A Fistful of Inventiveness

Here's an unlikely recipe for a movie: take a 1960s western in the style of Sergio Leone, add the slo-mo bullet play of Sam Peckinpah and dollops of lyrical romance from 1950s Universal weepies, and then cast Thailand's Elizabeth Taylor as the ingenue. Boil thoroughly in a Bangkok hothouse and you've got Thai director Wisit Sasanatieng's Tears of the Black Tiger, a rare, lyrical and funny pad thai western.

Tears tells the tale of a doomed love between an outlaw with the heart of a teddy bear, the Black Tiger (Chartchai Ngamsam), and a rich girl (Stella Malluchi), whose love is denied them by cruel twists of fate.
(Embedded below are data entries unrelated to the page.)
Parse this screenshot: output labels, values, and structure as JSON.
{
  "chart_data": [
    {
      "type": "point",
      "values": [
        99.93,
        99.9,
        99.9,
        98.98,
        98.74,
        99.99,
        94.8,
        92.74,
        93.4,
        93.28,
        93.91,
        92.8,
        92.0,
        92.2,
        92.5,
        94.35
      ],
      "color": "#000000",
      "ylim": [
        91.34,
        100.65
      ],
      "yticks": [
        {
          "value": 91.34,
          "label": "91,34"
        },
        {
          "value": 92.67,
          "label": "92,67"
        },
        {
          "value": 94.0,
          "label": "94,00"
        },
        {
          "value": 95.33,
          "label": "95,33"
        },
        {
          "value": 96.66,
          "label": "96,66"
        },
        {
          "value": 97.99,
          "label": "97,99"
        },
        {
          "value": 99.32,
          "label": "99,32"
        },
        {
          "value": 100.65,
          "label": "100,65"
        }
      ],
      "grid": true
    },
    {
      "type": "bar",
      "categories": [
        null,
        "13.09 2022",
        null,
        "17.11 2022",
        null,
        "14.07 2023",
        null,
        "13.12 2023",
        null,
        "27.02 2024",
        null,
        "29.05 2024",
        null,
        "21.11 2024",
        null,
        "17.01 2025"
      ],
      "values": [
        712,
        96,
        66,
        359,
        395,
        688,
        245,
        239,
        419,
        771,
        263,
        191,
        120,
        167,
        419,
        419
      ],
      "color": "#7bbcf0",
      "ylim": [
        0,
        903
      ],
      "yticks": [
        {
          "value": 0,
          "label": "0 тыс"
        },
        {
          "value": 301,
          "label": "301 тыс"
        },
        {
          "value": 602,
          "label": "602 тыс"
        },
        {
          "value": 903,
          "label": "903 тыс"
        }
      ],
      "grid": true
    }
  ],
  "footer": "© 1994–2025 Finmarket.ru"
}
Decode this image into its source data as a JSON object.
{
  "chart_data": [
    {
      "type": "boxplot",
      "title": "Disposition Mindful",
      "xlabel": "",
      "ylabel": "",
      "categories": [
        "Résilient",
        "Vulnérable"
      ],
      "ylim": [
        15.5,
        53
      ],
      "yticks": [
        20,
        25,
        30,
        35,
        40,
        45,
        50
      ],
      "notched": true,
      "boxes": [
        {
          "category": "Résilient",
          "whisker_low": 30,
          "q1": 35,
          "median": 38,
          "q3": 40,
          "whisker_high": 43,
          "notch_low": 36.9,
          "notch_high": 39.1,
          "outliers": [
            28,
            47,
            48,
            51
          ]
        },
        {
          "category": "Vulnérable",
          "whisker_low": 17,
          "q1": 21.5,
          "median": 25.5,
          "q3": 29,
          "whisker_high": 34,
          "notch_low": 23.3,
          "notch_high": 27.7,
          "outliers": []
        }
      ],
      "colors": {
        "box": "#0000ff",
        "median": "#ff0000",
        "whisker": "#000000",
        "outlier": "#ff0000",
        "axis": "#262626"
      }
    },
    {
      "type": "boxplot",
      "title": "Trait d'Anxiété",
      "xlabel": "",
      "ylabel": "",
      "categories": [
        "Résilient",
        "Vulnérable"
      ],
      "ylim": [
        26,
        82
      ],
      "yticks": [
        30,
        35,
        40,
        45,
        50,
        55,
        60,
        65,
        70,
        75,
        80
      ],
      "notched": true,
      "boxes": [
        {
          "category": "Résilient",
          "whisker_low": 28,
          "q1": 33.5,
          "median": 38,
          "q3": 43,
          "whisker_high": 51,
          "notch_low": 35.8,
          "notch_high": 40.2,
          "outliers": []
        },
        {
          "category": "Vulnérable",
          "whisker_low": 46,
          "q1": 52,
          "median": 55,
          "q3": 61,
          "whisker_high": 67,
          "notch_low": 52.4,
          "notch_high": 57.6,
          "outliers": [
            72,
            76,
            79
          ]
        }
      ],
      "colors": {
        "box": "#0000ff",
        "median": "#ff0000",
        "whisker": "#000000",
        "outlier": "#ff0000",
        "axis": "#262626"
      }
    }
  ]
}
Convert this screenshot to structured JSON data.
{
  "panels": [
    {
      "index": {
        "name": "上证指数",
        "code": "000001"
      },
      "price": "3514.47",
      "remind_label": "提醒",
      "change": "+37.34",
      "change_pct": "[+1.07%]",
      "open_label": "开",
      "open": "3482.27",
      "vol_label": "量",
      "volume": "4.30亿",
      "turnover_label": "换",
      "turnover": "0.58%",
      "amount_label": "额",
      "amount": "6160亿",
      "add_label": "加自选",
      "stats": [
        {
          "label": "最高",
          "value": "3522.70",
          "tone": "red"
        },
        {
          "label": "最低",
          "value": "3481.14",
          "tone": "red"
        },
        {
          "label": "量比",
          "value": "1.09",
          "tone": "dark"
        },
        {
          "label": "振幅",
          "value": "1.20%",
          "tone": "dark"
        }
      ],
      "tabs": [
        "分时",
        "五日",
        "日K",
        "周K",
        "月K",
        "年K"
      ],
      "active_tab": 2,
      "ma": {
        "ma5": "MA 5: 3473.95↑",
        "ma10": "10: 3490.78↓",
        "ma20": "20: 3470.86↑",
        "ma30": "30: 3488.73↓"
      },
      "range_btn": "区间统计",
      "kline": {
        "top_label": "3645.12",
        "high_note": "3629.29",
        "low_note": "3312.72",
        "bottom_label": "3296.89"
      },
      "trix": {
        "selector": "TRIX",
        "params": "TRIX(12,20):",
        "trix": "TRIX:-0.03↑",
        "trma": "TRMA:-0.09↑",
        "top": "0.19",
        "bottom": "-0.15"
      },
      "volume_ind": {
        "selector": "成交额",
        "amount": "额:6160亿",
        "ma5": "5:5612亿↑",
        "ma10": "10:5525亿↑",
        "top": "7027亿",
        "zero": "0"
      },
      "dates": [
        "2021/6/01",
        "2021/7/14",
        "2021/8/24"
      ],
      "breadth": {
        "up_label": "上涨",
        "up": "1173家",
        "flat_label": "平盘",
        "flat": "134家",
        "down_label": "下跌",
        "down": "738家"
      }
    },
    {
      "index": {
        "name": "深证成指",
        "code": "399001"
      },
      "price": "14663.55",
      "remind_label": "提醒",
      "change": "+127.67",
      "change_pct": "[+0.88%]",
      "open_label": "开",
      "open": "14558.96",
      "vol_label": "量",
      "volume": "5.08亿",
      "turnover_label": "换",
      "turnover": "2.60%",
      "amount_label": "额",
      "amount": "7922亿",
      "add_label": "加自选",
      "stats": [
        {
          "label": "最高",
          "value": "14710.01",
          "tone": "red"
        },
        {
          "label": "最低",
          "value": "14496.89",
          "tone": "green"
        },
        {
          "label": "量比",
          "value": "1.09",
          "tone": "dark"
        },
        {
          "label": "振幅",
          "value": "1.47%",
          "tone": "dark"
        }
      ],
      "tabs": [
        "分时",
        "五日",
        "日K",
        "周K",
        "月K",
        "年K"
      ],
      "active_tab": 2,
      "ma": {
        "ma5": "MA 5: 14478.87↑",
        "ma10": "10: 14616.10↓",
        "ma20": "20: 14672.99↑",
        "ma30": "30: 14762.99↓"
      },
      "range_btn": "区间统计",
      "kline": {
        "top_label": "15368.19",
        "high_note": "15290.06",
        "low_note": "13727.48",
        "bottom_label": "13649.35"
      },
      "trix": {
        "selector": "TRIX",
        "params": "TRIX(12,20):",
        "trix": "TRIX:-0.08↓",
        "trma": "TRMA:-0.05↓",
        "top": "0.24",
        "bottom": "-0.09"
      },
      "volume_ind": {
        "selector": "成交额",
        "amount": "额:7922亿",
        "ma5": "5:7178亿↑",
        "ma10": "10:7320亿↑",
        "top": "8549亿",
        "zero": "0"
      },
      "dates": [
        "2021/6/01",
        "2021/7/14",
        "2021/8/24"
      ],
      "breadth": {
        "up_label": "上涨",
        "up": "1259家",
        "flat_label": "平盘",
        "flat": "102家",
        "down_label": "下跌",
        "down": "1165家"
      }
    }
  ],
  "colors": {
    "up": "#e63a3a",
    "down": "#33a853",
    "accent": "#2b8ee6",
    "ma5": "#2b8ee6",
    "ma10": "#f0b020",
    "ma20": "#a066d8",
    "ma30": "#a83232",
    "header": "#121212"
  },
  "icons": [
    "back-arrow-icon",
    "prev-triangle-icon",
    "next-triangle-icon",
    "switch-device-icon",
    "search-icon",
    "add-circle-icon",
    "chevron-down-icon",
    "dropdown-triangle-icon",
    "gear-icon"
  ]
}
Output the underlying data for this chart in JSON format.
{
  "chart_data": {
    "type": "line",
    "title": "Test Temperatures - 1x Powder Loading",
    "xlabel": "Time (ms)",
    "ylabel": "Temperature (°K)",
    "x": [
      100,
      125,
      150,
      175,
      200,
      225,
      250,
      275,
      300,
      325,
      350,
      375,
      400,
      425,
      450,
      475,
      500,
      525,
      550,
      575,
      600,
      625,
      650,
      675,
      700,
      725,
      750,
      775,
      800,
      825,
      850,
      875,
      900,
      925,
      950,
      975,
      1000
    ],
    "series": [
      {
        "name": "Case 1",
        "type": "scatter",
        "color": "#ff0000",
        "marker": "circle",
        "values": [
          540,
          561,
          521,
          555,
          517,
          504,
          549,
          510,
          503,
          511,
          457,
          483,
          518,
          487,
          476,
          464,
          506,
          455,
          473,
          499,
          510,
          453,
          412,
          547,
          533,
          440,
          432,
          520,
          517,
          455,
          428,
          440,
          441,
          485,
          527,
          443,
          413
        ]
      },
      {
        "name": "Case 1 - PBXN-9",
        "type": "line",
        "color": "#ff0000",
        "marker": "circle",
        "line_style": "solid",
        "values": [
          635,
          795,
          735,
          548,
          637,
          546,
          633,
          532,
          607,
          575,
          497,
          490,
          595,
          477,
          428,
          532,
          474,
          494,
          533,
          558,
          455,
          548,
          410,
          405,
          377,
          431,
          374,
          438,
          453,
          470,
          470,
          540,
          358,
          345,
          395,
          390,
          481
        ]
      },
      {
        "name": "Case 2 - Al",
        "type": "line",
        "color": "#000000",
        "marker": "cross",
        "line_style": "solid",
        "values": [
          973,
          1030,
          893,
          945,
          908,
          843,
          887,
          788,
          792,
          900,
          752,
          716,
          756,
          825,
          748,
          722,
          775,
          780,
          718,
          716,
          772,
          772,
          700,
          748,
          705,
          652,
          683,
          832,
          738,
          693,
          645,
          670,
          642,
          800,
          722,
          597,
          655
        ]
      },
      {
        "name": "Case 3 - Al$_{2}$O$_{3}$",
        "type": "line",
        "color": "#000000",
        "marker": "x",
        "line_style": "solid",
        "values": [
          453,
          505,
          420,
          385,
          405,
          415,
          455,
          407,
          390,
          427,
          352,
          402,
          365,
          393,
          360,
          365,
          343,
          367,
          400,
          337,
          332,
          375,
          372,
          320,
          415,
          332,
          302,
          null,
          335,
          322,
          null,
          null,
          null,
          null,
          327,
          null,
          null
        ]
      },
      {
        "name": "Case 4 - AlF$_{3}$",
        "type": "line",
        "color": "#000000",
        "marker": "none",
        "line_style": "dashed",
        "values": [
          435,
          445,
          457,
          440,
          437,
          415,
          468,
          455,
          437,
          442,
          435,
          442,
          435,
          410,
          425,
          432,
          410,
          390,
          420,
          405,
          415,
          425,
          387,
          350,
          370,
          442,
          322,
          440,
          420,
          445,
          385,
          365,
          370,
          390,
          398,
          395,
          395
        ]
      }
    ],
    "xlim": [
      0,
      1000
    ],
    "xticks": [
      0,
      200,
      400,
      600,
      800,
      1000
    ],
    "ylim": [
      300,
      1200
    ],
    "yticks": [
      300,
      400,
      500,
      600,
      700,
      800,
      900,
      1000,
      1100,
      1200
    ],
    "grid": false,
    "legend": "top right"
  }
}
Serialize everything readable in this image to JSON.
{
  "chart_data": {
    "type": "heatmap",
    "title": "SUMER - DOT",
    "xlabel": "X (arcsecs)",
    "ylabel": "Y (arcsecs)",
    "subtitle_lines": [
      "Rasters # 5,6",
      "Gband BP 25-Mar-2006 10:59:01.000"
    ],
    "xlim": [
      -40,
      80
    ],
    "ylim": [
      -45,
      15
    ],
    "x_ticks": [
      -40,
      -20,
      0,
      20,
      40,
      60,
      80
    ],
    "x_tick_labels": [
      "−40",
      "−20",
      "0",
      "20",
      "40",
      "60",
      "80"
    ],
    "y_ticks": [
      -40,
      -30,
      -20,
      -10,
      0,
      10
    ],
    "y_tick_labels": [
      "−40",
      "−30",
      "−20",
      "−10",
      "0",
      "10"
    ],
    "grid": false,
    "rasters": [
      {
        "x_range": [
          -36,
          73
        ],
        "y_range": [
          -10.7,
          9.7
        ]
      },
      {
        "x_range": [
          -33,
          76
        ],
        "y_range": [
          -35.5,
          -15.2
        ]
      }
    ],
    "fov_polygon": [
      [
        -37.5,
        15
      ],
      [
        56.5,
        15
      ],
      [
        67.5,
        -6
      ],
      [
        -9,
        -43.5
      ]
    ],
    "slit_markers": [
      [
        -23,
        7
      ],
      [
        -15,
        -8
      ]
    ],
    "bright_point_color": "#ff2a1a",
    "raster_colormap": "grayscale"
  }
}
A very camp fate, that is, but the story never dominates this film. Technique and color do.

Sasanatieng uses color to disembowel realism at a stroke. A waterway turns bloodred after the Tiger and his adversaries fight it out; the view outside a car's windshield goes from black and white to color as love blossoms between the two leads. In the most outrageous scene, Black Tiger leans on a tree playing a harmonica, cowboy hat on his head, against an utterly artificial backdrop of an orange sun and drooping trees. It's as if Salvador Dali had met John Ford in Patpong and drunk a little too much Mekong whiskey. Sasanatieng's stylistic trickery and outlandish sense of fun never relent. If the movie drags a little in getting to its pot of gold, who cares —after such a gorgeous rainbow?